Antoine, l’Auguste des Césars

Il est fringant. C’est le Fregoli de Banal+. L’âge n’a pas de prise sur son aspect physique. Toujours ce charmant visage de rongeur gourmand, la silhouette souple, l’insolence confortable, émoussée d’un clin d’œil. Le petit garçon bien tourné, que maman regarde avec fierté. La télévision le consacra. Producteur puis animateur de « Chorus », il gagna ensuite la plaisante image d’un « enfant du rock », à laquelle l’émission « Rapido » devait ajouter un débit vocal ultra-rapide, comparable au passage d’une formule 1 dans la ligne droite des Hunaudières. Bref, jeune homme bien né, il se fit une réputation légitime d’animateur doué, original. À Canal+, la chaîne des beaufs postmodernes, servie avez zèle par des petits marquis au museau poudré, il forma un duo, que la seule présence vraiment ébouriffante de José Garcia, rendait irrésistible. Mais il s’en lassa. Il chercha la reconnaissance, la consécration du cinéma. Fellini, Godard, Murnau, Bergman, c’était sa vraie famille.

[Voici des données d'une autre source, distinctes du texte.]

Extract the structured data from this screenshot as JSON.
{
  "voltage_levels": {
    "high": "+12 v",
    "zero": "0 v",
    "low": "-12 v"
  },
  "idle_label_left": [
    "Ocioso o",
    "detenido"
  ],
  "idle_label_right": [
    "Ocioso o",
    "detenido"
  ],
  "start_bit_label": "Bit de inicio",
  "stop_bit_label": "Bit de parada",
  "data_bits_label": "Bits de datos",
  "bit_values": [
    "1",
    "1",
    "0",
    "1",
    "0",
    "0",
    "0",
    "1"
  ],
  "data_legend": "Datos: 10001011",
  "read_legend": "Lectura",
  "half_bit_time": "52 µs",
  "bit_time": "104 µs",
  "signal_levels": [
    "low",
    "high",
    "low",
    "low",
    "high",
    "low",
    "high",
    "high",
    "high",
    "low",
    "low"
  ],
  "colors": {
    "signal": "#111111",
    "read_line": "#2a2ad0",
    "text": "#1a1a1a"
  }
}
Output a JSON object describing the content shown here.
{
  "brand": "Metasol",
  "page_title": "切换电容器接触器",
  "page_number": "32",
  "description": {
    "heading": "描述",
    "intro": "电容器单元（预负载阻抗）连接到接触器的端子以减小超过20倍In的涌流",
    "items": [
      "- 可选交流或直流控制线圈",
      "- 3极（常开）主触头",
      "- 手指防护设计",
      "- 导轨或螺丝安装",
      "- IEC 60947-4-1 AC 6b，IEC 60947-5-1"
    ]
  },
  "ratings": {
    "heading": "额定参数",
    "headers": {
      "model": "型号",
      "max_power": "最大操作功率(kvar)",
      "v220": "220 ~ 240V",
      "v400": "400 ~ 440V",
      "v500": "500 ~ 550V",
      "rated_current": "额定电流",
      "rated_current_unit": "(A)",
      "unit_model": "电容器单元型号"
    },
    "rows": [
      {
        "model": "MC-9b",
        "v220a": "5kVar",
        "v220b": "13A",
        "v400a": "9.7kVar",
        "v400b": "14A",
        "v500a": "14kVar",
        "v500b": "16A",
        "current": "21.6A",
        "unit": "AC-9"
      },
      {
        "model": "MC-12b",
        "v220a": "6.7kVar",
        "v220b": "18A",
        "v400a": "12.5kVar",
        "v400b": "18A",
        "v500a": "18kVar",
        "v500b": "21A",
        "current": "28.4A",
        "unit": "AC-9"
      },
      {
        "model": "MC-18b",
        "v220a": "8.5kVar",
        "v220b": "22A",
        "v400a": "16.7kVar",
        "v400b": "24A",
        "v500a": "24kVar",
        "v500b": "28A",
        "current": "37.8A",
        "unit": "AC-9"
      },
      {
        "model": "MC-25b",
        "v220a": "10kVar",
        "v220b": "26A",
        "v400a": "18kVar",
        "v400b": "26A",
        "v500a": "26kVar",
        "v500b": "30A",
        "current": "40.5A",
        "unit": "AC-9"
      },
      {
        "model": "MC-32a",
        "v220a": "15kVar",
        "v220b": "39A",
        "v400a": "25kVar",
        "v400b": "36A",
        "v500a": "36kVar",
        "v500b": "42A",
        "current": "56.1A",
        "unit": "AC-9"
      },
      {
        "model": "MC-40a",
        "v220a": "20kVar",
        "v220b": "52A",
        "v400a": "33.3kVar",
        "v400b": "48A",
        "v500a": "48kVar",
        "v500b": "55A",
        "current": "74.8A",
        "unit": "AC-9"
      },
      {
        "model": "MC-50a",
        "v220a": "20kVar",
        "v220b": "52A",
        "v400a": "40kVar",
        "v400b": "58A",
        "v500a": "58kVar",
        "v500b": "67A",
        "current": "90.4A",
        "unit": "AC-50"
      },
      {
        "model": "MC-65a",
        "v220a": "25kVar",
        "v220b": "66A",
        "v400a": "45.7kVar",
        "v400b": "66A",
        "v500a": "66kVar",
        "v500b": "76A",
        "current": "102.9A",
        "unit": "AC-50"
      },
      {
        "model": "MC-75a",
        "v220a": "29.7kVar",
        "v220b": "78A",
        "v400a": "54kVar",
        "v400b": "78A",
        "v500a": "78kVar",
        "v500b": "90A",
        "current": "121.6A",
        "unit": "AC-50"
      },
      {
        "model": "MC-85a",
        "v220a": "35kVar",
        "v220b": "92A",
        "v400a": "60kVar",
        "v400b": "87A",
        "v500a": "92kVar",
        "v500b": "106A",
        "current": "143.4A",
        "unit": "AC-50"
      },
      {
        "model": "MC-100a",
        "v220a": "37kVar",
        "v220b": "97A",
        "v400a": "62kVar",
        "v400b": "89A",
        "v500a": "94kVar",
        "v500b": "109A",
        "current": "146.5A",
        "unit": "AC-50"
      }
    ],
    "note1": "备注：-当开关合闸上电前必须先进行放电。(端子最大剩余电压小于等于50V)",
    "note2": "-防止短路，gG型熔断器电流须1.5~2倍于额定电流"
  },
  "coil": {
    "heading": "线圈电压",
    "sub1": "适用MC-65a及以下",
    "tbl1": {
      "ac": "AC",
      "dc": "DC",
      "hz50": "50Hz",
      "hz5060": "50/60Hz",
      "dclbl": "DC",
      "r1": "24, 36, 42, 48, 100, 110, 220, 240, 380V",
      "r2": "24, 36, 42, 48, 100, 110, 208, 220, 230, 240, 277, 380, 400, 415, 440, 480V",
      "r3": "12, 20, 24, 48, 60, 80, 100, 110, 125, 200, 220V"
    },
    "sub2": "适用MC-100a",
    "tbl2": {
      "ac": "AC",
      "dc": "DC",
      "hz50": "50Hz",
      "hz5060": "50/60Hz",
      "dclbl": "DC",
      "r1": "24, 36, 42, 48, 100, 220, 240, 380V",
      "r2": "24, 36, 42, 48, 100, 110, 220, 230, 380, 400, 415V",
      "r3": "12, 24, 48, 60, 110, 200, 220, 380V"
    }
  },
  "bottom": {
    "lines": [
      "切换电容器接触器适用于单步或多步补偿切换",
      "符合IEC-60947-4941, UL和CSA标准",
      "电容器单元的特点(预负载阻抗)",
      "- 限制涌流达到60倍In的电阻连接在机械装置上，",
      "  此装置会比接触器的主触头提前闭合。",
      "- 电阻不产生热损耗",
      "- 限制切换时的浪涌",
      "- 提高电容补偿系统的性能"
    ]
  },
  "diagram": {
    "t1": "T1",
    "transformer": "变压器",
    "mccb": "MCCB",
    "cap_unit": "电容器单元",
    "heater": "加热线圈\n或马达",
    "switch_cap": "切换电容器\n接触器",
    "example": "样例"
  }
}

Il commença par « faire l’acteur ». On lui offrit des rôles de comique léger. Il y était parfaitement anodin. Il s’essaya au registre dramatique. Il eut un certain succès dans L’homme est une femme comme les autres. Mais on voyait toujours en lui l’amuseur. Bah ! Tragediente, comediente, basta cosi ! Il serait réalisateur, comme Federico, comme Robert (Aldrich), comme Jean-Luc, mais surtout pas à la manière de Marius Leseur, ni de Jean Girault ! En 2001, il signe Les morsures de l’aube, adapté d’un roman de Tonino Benacquista. Nous vous recommandons vivement la lecture de cet excellent livre. Son dernier opus, consacré à la période « électorale » de Coluche, malgré le beau travail du comédien François-Xavier Demaison, n’attira même pas la clientèle des Restos du cœur. Ingratitude ? Coût de la place trop élevé ? Sens critique ? Enfin, ils ne vinrent pas… Antoine dissimula la déconvenue qu’aurait pu lui apporter l’insuccès de cette œuvre, au final nettement moins attendue qu’une lancinante et longue campagne de presse ne nous l’annonçait. Déjà, une nouvelle mission l’appelait ailleurs : préparer la fameuse soirée des Césars, diffusée par La chaîne du cinéma.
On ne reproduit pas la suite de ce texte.